Obnubilado en el triunfo consolidó en los largos meses de la transición la narrativa de esa presidencia omnipotente. Contra lo esperado, arrasó en el Congreso y elecciones locales. Aprobar leyes, fácil; modificar la Constitución, cuestión de pactar o comprar unos pocos votos. Los legisladores morenistas tomaron posesión en medio del grito de que era un honor estar con Obrador. Ni en el paroxismo echeverrista se esperaba semejante pleitesía. El ferviente creyente en el voluntarismo presidencial tenía todo para, precisamente, hacer su voluntad. En esa etapa sigue el Presidente: en la mezcla de campaña con decisiones voluntaristas.
La secta y los escépticos
De seguir por ese camino, lo que hundirá la presidencia de AMLO, como lo hizo con Peña Nieto, será la falta de resultados reales. El Presidente todavía tiene tiempo (un año, quizá un poco más) para decir que todo lo bueno es por su gobierno y todo lo malo por el cochinero heredado. Tiene, además, un grupo importante que no parecen ciudadanos, sino miembros de una religión. Para ellos el Presidente no comete errores, y reproducen fiel y acríticamente cualquier argumento obradorista. Es lo que hace a Morena más una secta (con su mesías) que un movimiento político.

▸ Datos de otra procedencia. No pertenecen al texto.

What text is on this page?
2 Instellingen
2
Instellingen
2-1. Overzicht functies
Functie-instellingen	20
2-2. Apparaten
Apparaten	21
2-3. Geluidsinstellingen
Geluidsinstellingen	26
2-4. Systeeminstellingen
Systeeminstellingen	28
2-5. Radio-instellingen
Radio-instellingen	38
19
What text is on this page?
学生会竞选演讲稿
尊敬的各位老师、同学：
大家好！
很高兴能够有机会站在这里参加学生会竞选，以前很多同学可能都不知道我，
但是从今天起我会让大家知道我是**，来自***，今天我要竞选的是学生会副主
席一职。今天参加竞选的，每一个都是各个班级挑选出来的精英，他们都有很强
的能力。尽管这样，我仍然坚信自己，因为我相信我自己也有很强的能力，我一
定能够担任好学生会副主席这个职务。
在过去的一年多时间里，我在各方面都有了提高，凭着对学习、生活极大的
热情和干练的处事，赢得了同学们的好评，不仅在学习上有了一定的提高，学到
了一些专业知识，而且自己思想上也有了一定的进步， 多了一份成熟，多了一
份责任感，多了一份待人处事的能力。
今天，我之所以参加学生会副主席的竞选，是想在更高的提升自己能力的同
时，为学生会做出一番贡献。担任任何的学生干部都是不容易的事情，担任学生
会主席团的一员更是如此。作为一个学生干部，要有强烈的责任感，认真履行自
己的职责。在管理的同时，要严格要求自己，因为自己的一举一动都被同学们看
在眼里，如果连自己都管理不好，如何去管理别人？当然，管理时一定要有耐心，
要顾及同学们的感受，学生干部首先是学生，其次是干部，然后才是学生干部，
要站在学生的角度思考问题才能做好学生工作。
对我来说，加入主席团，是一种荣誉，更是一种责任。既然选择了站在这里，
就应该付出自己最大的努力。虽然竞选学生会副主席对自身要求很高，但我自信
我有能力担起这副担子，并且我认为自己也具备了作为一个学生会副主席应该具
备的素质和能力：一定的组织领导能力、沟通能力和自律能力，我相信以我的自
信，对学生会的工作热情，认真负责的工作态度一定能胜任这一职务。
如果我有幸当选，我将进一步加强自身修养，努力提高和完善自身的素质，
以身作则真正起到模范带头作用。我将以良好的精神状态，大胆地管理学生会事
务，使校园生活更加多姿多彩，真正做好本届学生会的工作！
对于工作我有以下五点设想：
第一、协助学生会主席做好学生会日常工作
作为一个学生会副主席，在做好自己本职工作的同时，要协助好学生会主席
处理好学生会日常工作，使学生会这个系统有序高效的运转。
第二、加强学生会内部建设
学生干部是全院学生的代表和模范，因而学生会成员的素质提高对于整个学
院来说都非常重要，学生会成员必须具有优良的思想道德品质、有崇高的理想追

Pero habrá millones que votaron por AMLO sin esa adoración. Cada promesa fallida implicará decepción. Y serán muchas porque el crimen no solo no desapareció en cuanto se calzó la banda presidencial, sino que aumenta (como era de esperarse, claro, pero eso prometió).
En dos o tres años no habrá un sistema de salud escandinavo, sino una red sanitaria pública colapsada porque el gobierno busca generalizar (y hacer gratuito) el acceso. Tampoco ha habido gasolina más barata. Ciertamente, el precio internacional del crudo ha subido, pero es el problema de ofrecer sin considerar las variables financieras internacionales. Los despedidos de muchos organismos de gobierno no están precisamente celebrando su voto, y muchos que votaron contra la corrupción peñista empezarán a cuestionar la corrupción pejista. Ese grupo son los escépticos.
Finalmente, estarán los cerros. Porque es el problema de decidir sobre las rodillas o hacer propuestas sin la menor planeación. El ejemplo más reciente es el futuro aeropuerto civil de Santa Lucía. Ocurre que hay un cerro que nadie había visto, y que afectaría el proyectado tránsito aéreo. Nada que unos miles de millones de pesos no puedan resolver, pero ocurre que uno de los argumentos contra Texcoco era el costo.
Lo mismo sucederá con la refinería de Dos Bocas en Tabasco, como ocurrirá con los programas clientelares (dizque sociales) del obradorismo. Despreciar la inversión privada en electricidad puede sonar muy bien a los obsesos del soberanismo energético, pero luego pueden llegar los apagones.
Porque la retórica, planes y ocurrencias de AMLO irán encontrando cerros en muchos caminos, no la senda recta y pareja que se esperaba para hacer un desfile en medio de aplausos. Cada uno de esos obstáculos (perfectamente previsibles) irá minando la credibilidad y el apoyo entre los escépticos.
El mesianismo basado en una ideología estatista siempre ha terminado mal. La “cuarta transformación” bien puede acabar tan desprestigiada como el “Socialismo del siglo XXI”. Y será culpa del que no vio o previó la existencia de los cerros, porque estos ya estaban ahí.